El patrón económico que no cuadra
Lo más llamativo del asunto no es la tosquedad de la teoría, sino su persistencia a lo largo de 30 siglos. Se cuentan más de 350 expulsiones de la comunidad judía, desde Cicerón a Henry Ford, y la lista de ilustres que han «sabido del mal judío» no deja de crecer. La explicación materialista, ofrecida por una de las intervenciones, es tan simple como demoledora: a los judíos se les expulsaba porque tenían dinero y se les podía robar. Los judíos hicieron durante siglos los trabajos que los cristianos tenían prohibidos – prestamismo, recaudación de impuestos – y esa posición les hizo ricos, y ricos vulnerables. El resentimiento, según esta lectura, no lo causaba un complot, sino un botín.
En paralelo, la conversación se contaminó con la política migratoria. La misma élite a la que se acusa de controlar los bancos sería la interesada en abrir las fronteras, con consecuencias que un mensaje describía con crudeza: «500 africanos varones en edad militar al día, sin dinero, sin recursos, sin idioma». La mezcla de conspiración y demografía no es nueva, pero en este caso la ecuación se completa con la geopolítica: Ucrania, Rusia, Gaza. Cada crisis mundial encuentra su adjudicatario.
Lo que queda del análisis
Cuando se desmontan los datos, lo que queda es un callejón sin salida epistemológico. Los escépticos no pueden demostrar que no existe una élite conspirando, porque una no-demostración no es demostración. Los creyentes no necesitan demostrarlo, porque para ellos la prueba está en la misma contundencia de la acusación. Y ambos bandos hablan idiomas distintos: uno pide fuentes verificables, el otro ve en la exigencia de fuentes la prueba del encubrimiento.
Finalmente, algunas intervenciones recordaron que los medios de comunicación llevan meses (incluso años) criticando abiertamente al gobierno de Israel por su operación en Gaza.

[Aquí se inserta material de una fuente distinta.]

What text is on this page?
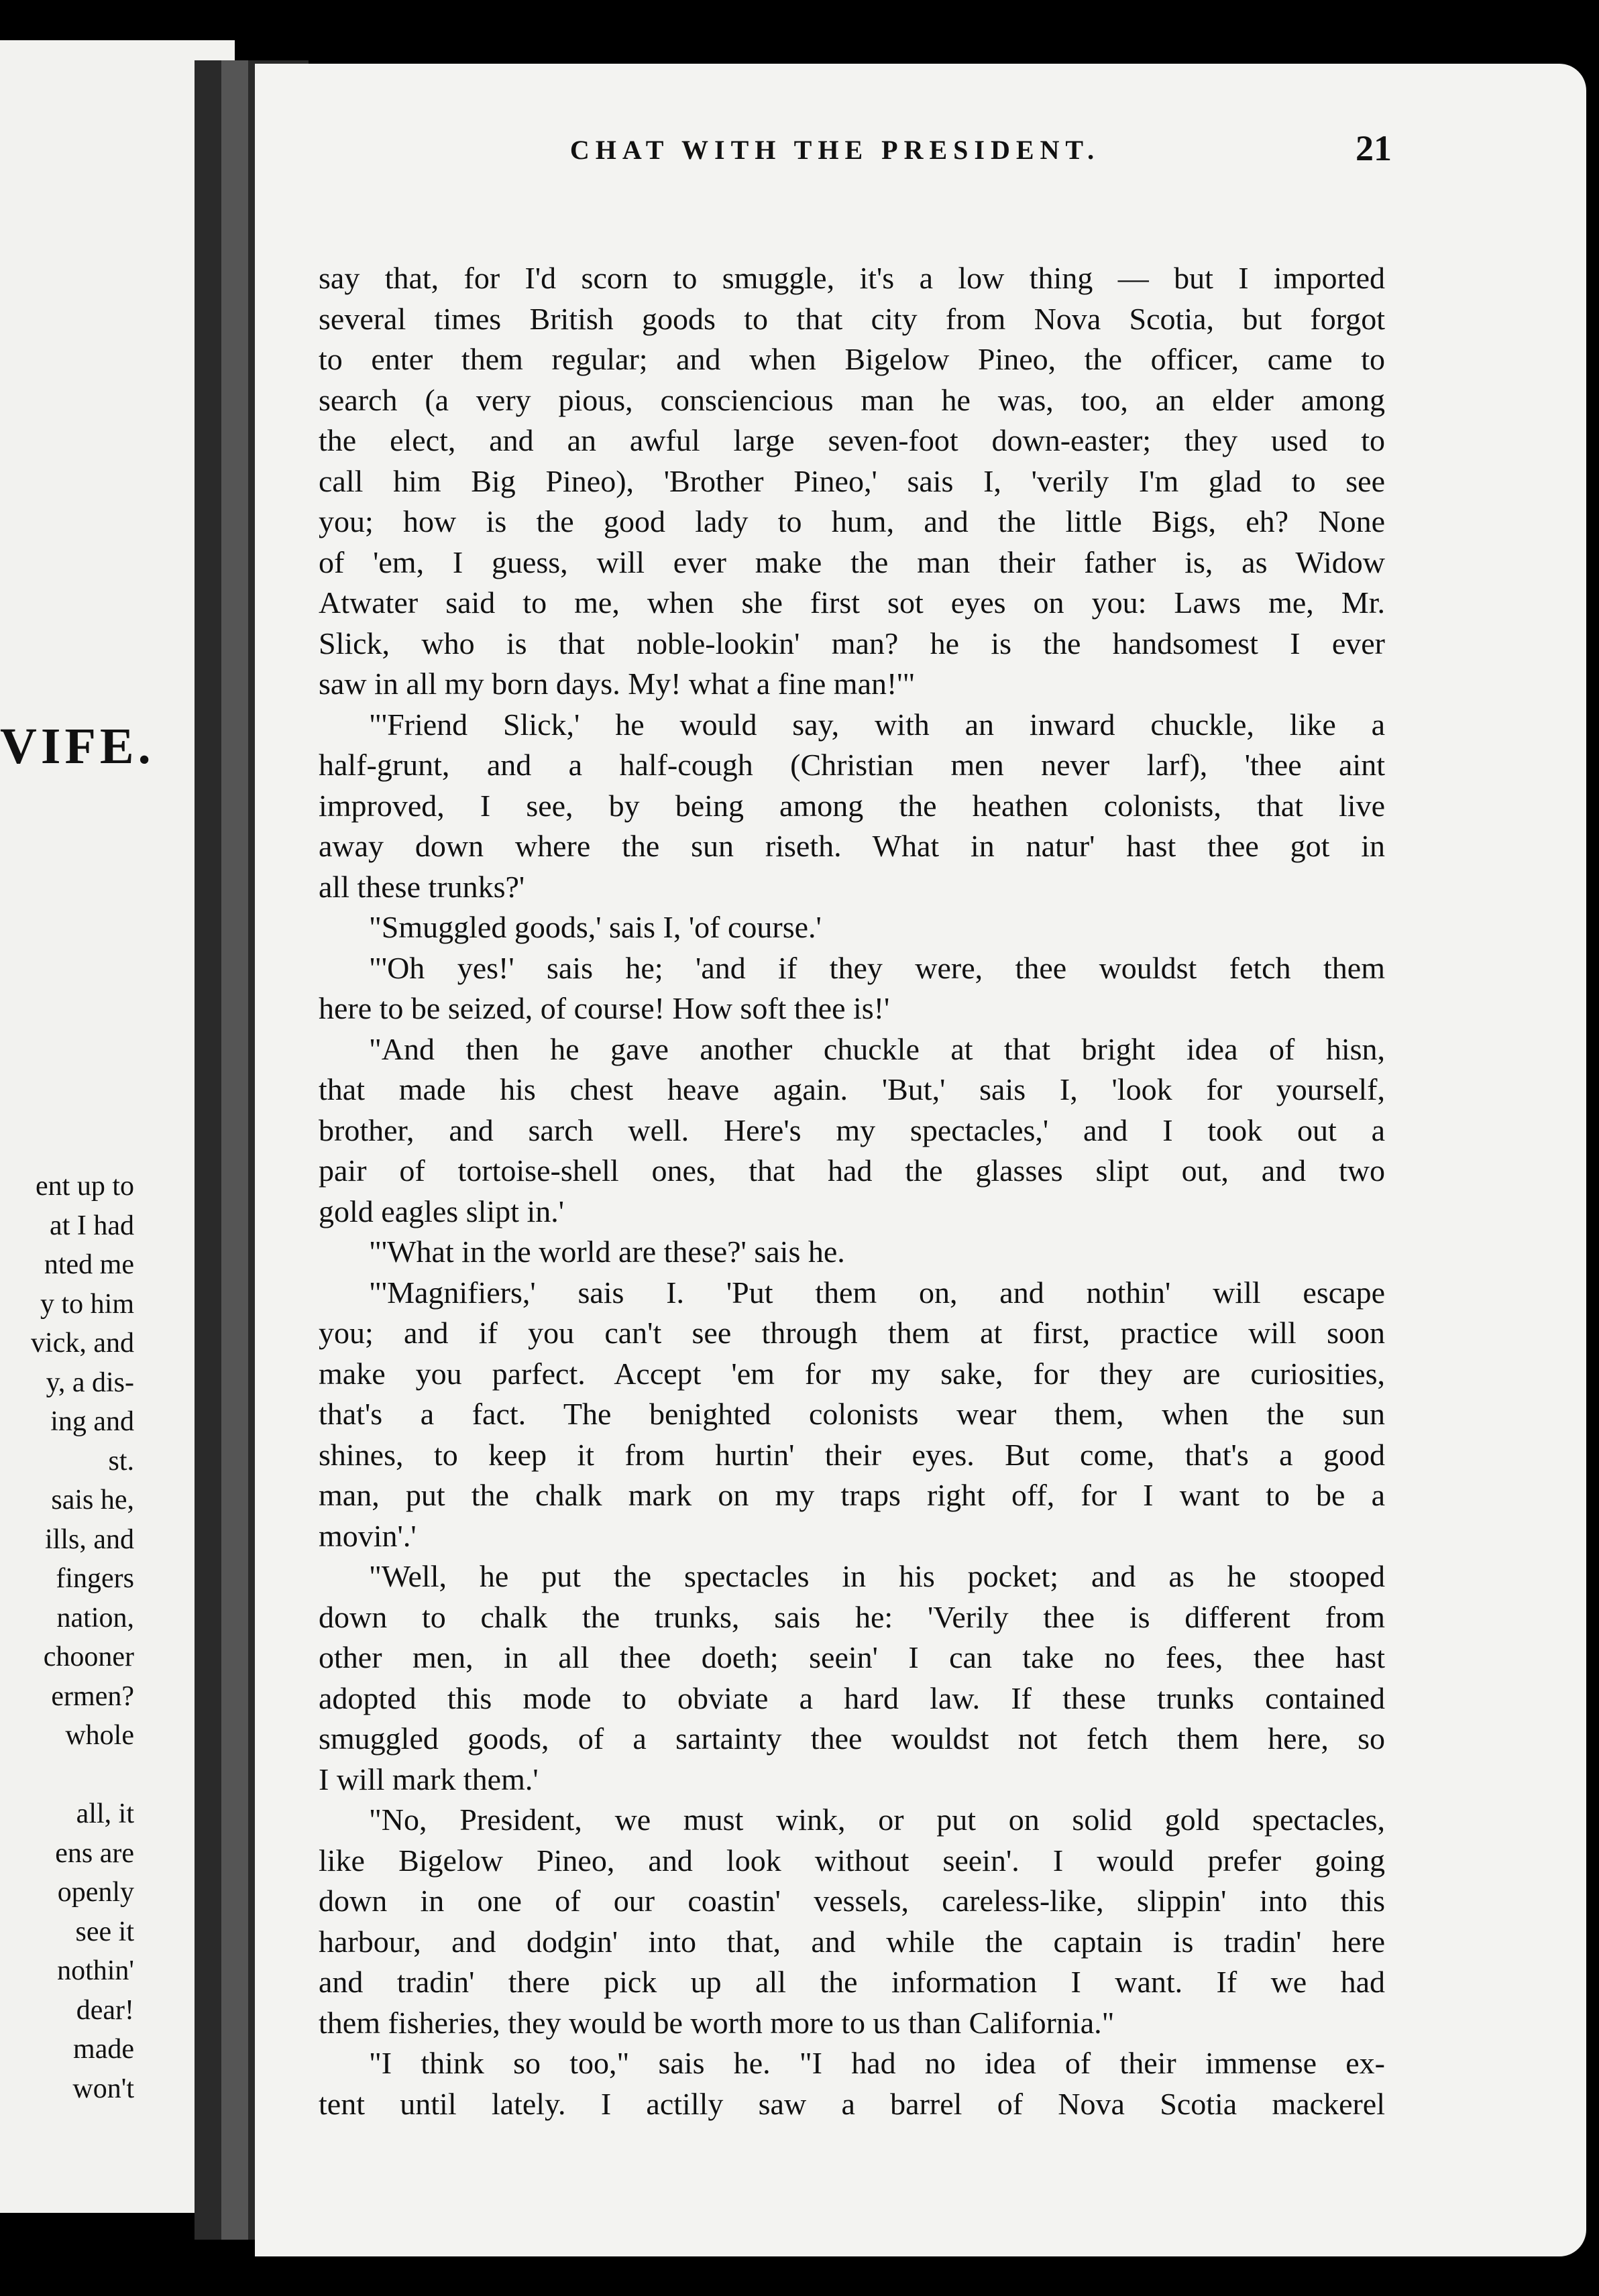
VIFE.
ent up to
at I had
nted me
y to him
vick, and
y, a dis-
ing and
st.
sais he,
ills, and
fingers
nation,
chooner
ermen?
whole

all, it
ens are
openly
see it
nothin'
dear!
made
won't
CHAT WITH THE PRESIDENT.	21
say that, for I'd scorn to smuggle, it's a low thing — but I imported
several times British goods to that city from Nova Scotia, but forgot
to enter them regular; and when Bigelow Pineo, the officer, came to
search (a very pious, consciencious man he was, too, an elder among
the elect, and an awful large seven-foot down-easter; they used to
call him Big Pineo), 'Brother Pineo,' sais I, 'verily I'm glad to see
you; how is the good lady to hum, and the little Bigs, eh? None
of 'em, I guess, will ever make the man their father is, as Widow
Atwater said to me, when she first sot eyes on you: Laws me, Mr.
Slick, who is that noble-lookin' man? he is the handsomest I ever
saw in all my born days. My! what a fine man!'"
"'Friend Slick,' he would say, with an inward chuckle, like a
half-grunt, and a half-cough (Christian men never larf), 'thee aint
improved, I see, by being among the heathen colonists, that live
away down where the sun riseth. What in natur' hast thee got in
all these trunks?'
"Smuggled goods,' sais I, 'of course.'
"'Oh yes!' sais he; 'and if they were, thee wouldst fetch them
here to be seized, of course! How soft thee is!'
"And then he gave another chuckle at that bright idea of hisn,
that made his chest heave again. 'But,' sais I, 'look for yourself,
brother, and sarch well. Here's my spectacles,' and I took out a
pair of tortoise-shell ones, that had the glasses slipt out, and two
gold eagles slipt in.'
"'What in the world are these?' sais he.
"'Magnifiers,' sais I. 'Put them on, and nothin' will escape
you; and if you can't see through them at first, practice will soon
make you parfect. Accept 'em for my sake, for they are curiosities,
that's a fact. The benighted colonists wear them, when the sun
shines, to keep it from hurtin' their eyes. But come, that's a good
man, put the chalk mark on my traps right off, for I want to be a
movin'.'
"Well, he put the spectacles in his pocket; and as he stooped
down to chalk the trunks, sais he: 'Verily thee is different from
other men, in all thee doeth; seein' I can take no fees, thee hast
adopted this mode to obviate a hard law. If these trunks contained
smuggled goods, of a sartainty thee wouldst not fetch them here, so
I will mark them.'
"No, President, we must wink, or put on solid gold spectacles,
like Bigelow Pineo, and look without seein'. I would prefer going
down in one of our coastin' vessels, careless-like, slippin' into this
harbour, and dodgin' into that, and while the captain is tradin' here
and tradin' there pick up all the information I want. If we had
them fisheries, they would be worth more to us than California."
"I think so too," sais he. "I had no idea of their immense ex-
tent until lately. I actilly saw a barrel of Nova Scotia mackerel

Si existiera una mano oculta controlando el 95% de la información, sería muy torpe dejando que todo el mundo hable mal de su presunto propietario. El contraargumento no prueba nada definitivo, pero al menos introduce una grieta en el relato monolítico. Y una grieta, en esta materia, ya es mucho.
Con la discusión cerrada a cal y canto, la conclusión práctica es simple: la próxima vez que una conversación económica sobre las élites acabe en una lista de apellidos, conviene preguntarse si se está discutiendo de economía o de algo mucho más antiguo. La respuesta suele estar en la propia incomodidad de la pregunta.